Он говорил на родном языке с жадностью, быстро, захлебываясь, напоминая измученного жаждой человека, наконец добравшегося до родника. Но речь его пестрела немецкими словами, чего он сам не замечал.
— Я решил сберечь себя для будущей деятельности. Решил, что стану продолжать работу. Вы журналист и сможете понять: я наблюдал. Я видел немцев как в пору их блистательных успехов, так и во время неудач, в момент катастрофы. Видел жизнь Германии вблизи. Мои невинные хроникальные заметки были только средством прокормиться. Настоящая работа заключалась в другом. Я продолжал работать для моей страны, для союзников, с той только разницей, что не имел возможности отправлять телеграммы в свою газету.
«Черт его знает, может быть, в его рассуждениях есть какой-то резон», — подумалось мне.
— У меня накоплен богатейший материал. Но все собранное за годы войны меркнет перед тем, что я увидел и пережил в эти немногие дни с момента вашего вступления в город. Теперь, как только я вернусь в Штаты, сяду за книгу. И знаете, что станет ее основным содержанием? Главное место в книге займут эти незабываемые дни — дни боев за Берлин и мои встречи с русскими. Немцы кичились своей культурой. И вас, и нас они называли скопищем дикарей. Они кричали, что их поход на восток нужен для спасения цивилизации, что они понесут культуру в дикие просторы России. Теперь я знаю, кто истинные носители культуры. Это — вы, русские!
Его челюсти совершали чудеса быстроты и ловкости: не прерывая речи, он ухитрялся с неимоверной скоростью поглощать колбасу.
— Ваше гуманное отношение к пленным! Ваша терпимость к немецкому гражданскому населению! Храбрость и дисциплина ваших солдат! А ваши прекрасные песни! — Он воодушевлялся все больше. — Нет, не немцы с их слепым преклонением перед сомнительными авторитетами, с однообразием быта, где регламентирован каждый шаг, с их чванливостью и тупой жестокостью, — нет, сегодня не они носители культуры. Вы, русские, ваш славный, простой и мудрый народ, ваша новая культура — вот что могучим потоком смывает зловонные останки сраженного вами отвратительного чудовища. Об этом я напишу книгу, когда вернусь домой.

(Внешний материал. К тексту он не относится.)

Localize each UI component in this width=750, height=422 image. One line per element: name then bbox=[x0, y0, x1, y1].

— Он говорит, что обстоятельства были сильнее его, — перевел я товарищам. — Сопротивляться в одиночку было бы безумием. Он хотел сохранить себя для будущих трудов…
— А, чего там! Кто жрать дает, тому и поет, — буркнул непримиримо мой друг парторг.

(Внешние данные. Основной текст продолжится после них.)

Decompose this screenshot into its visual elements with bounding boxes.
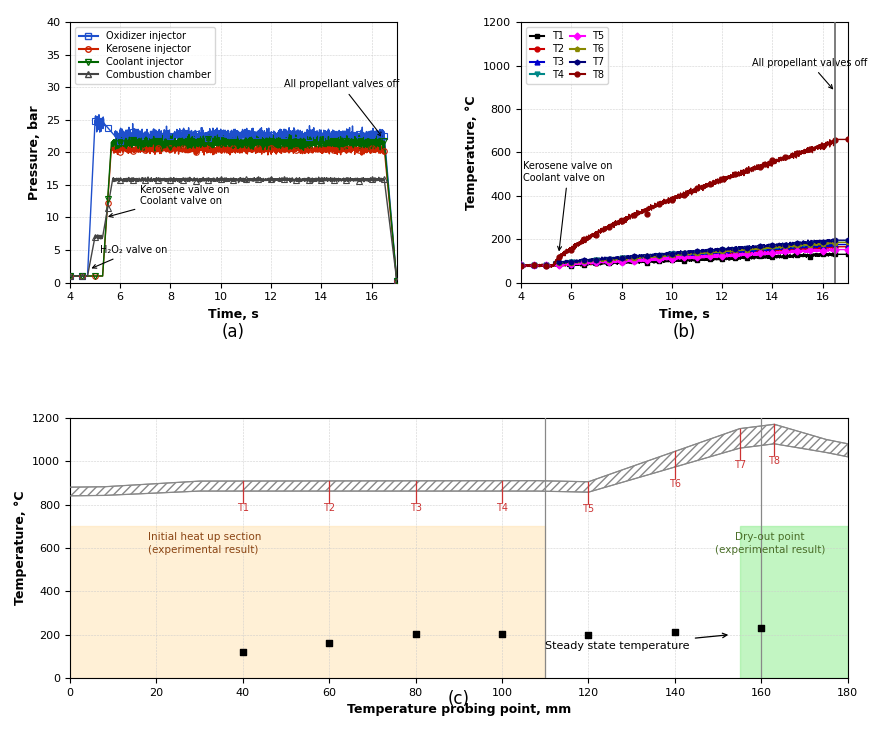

— Он наблюдал. И теперь собирается написать книгу, — продолжал я, — где будет с похвалой отзываться о нас с вами.
Мои друзья переглянулись.
— В конце концов, не наше дело с ним разбираться, — решил парторг. — Доложим начальству, препроводят его к союзникам, сами пусть и расхлебывают.
…Американца я больше не встречал и ничего о нем не слышал. Сначала я все ждал его книги, но шли годы, а она не появлялась. Иные книги уже печатались в Америке. И когда доходил до меня слух об очередном пасквиле на нашу страну, почему-то вспоминались мне сильные, ловкие, акробатически подвижные челюсти — и губы, вымазанные ветчинным жиром.
Нет, я не утверждаю, что именно он писал что-то такое. Я только вспоминаю его фразу: «Обстоятельства были сильнее меня».
И вспоминаю Фучика. И вспоминаю Джалиля. И многих других, кто был сильнее обстоятельств.